Physically, Ashes Without Number is cleanly and tidily, if plainly laid out. The artwork is decent, but the overall look of the book is serviceable rather than engaging.

One of the impressive features of Ashes Without Number is the fact that despite it being located within the Old School Renaissance, it is not Class and Level roleplaying game. Or rather, it is not a roleplaying game in which a Class defines what a Player Character is capable of. Or rather, there is just a single Class which defines what every Player Characters gains at each Level, but leaves what a character is capable of in terms of skills, Edges, and Foci, firmly in the hands of the player, giving him the freedom to create and develop a character as he wants.

Similarly, the Game Master has a lot of freedom to do what she wants with Ashes Without Number.
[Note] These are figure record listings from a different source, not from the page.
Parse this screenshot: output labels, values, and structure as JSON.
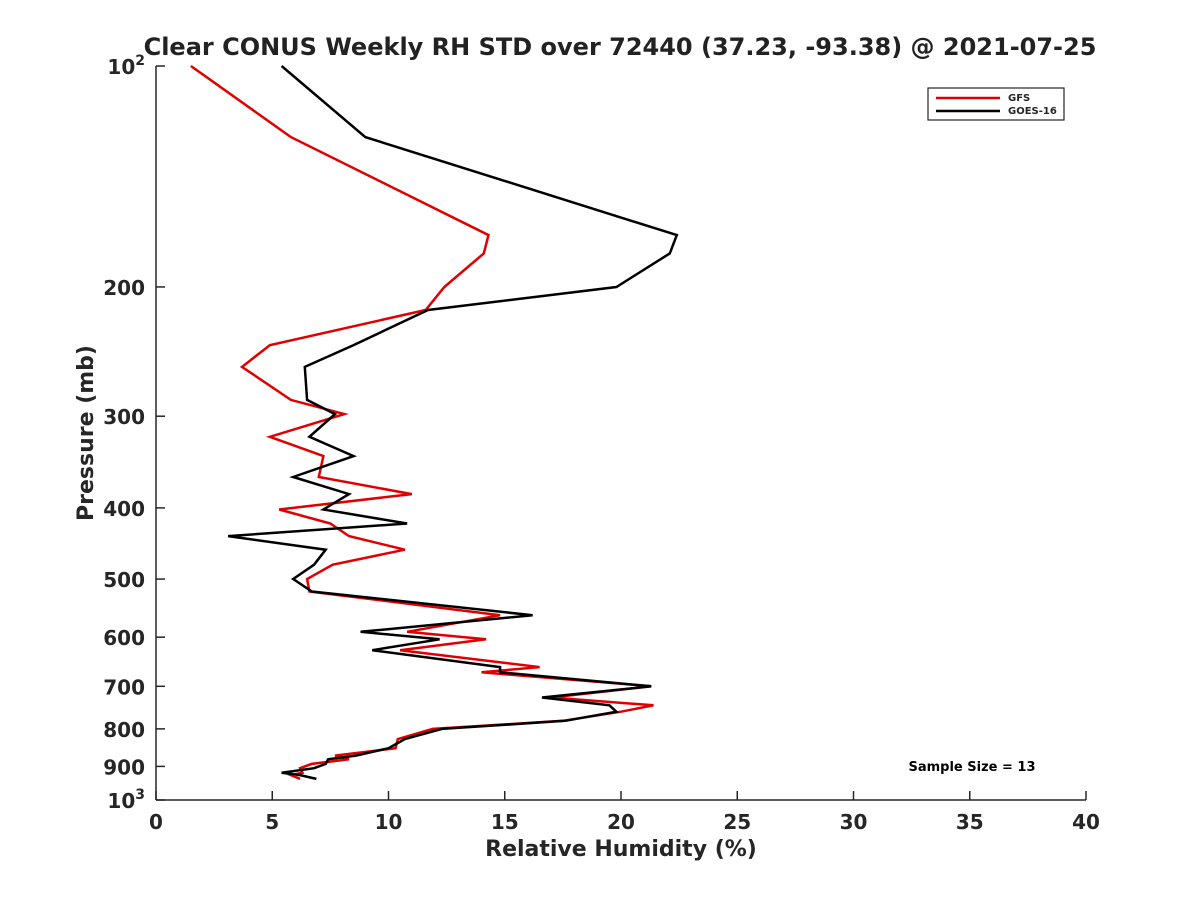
{
  "chart_data": {
    "type": "line",
    "title": "Clear CONUS Weekly RH STD over 72440 (37.23, -93.38) @ 2021-07-25",
    "xlabel": "Relative Humidity (%)",
    "ylabel": "Pressure (mb)",
    "xlim": [
      0,
      40
    ],
    "ylim": [
      100,
      1000
    ],
    "y_scale": "log",
    "y_reversed": true,
    "x_ticks": [
      0,
      5,
      10,
      15,
      20,
      25,
      30,
      35,
      40
    ],
    "x_tick_labels": [
      "0",
      "5",
      "10",
      "15",
      "20",
      "25",
      "30",
      "35",
      "40"
    ],
    "y_ticks": [
      100,
      200,
      300,
      400,
      500,
      600,
      700,
      800,
      900,
      1000
    ],
    "y_tick_labels": [
      {
        "base": "10",
        "exp": "2"
      },
      {
        "base": "200",
        "exp": ""
      },
      {
        "base": "300",
        "exp": ""
      },
      {
        "base": "400",
        "exp": ""
      },
      {
        "base": "500",
        "exp": ""
      },
      {
        "base": "600",
        "exp": ""
      },
      {
        "base": "700",
        "exp": ""
      },
      {
        "base": "800",
        "exp": ""
      },
      {
        "base": "900",
        "exp": ""
      },
      {
        "base": "10",
        "exp": "3"
      }
    ],
    "grid": false,
    "legend_position": "top-right",
    "annotation": "Sample Size = 13",
    "series": [
      {
        "name": "GFS",
        "color": "#e00000",
        "points": [
          [
            1.5,
            100
          ],
          [
            5.8,
            125
          ],
          [
            14.3,
            170
          ],
          [
            14.1,
            180
          ],
          [
            12.4,
            200
          ],
          [
            11.6,
            215
          ],
          [
            4.9,
            240
          ],
          [
            3.7,
            257
          ],
          [
            5.8,
            285
          ],
          [
            8.1,
            298
          ],
          [
            4.9,
            320
          ],
          [
            7.2,
            340
          ],
          [
            7.0,
            363
          ],
          [
            11.0,
            383
          ],
          [
            5.3,
            402
          ],
          [
            7.5,
            420
          ],
          [
            8.3,
            437
          ],
          [
            10.7,
            456
          ],
          [
            7.6,
            478
          ],
          [
            6.5,
            500
          ],
          [
            6.6,
            520
          ],
          [
            14.8,
            560
          ],
          [
            10.8,
            590
          ],
          [
            14.2,
            604
          ],
          [
            10.5,
            625
          ],
          [
            16.5,
            659
          ],
          [
            14.0,
            670
          ],
          [
            21.3,
            700
          ],
          [
            17.0,
            725
          ],
          [
            21.4,
            743
          ],
          [
            20.0,
            758
          ],
          [
            17.5,
            780
          ],
          [
            11.9,
            800
          ],
          [
            10.4,
            826
          ],
          [
            10.3,
            850
          ],
          [
            7.7,
            870
          ],
          [
            8.3,
            880
          ],
          [
            6.7,
            893
          ],
          [
            6.2,
            905
          ],
          [
            6.3,
            918
          ],
          [
            5.8,
            925
          ],
          [
            6.2,
            936
          ]
        ]
      },
      {
        "name": "GOES-16",
        "color": "#000000",
        "points": [
          [
            5.4,
            100
          ],
          [
            9.0,
            125
          ],
          [
            22.4,
            170
          ],
          [
            22.1,
            180
          ],
          [
            19.8,
            200
          ],
          [
            11.7,
            215
          ],
          [
            8.5,
            240
          ],
          [
            6.4,
            257
          ],
          [
            6.5,
            285
          ],
          [
            7.7,
            298
          ],
          [
            6.6,
            320
          ],
          [
            8.5,
            340
          ],
          [
            5.9,
            363
          ],
          [
            8.3,
            383
          ],
          [
            7.2,
            402
          ],
          [
            10.8,
            420
          ],
          [
            3.1,
            437
          ],
          [
            7.3,
            456
          ],
          [
            6.8,
            478
          ],
          [
            5.9,
            500
          ],
          [
            6.7,
            520
          ],
          [
            16.2,
            560
          ],
          [
            8.8,
            590
          ],
          [
            12.2,
            604
          ],
          [
            9.3,
            625
          ],
          [
            14.8,
            659
          ],
          [
            14.8,
            670
          ],
          [
            21.3,
            700
          ],
          [
            16.6,
            725
          ],
          [
            19.5,
            743
          ],
          [
            19.8,
            758
          ],
          [
            17.6,
            780
          ],
          [
            12.3,
            800
          ],
          [
            10.7,
            826
          ],
          [
            10.0,
            850
          ],
          [
            8.6,
            870
          ],
          [
            7.4,
            880
          ],
          [
            7.3,
            893
          ],
          [
            6.8,
            905
          ],
          [
            5.4,
            918
          ],
          [
            6.2,
            925
          ],
          [
            6.9,
            936
          ]
        ]
      }
    ]
  }
}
There are plenty of post-apocalyptic roleplaying games to choose from, whether that is a print-on-demand version of Gamma World or the more recent Fallout: The Roleplaying Game, and these will do many of the things that Ashes Without Number will do and Ashes Without Number will do many of the things that they do. They have the advantage of coming with ready-made backgrounds too and they will also do certain things better than Ashes Without Number because they are specifically designed to do so. Whereas Ashes Without Number is designed as toolkit and provides everything that a Game Master needs to create a setting of her own and handle the various elements of the genre. This it does in a solidly workmanlike and comprehensive fashion with an impressive multitude of options, prompts, and tools, all of which are easy to use, even if the Game Master is not familiar with the Old School Renaissance—and even easier if she is. For the Game Master who wants to create her own post-apocalyptic campaign setting, Ashes Without Number is undoubtedly a good choice.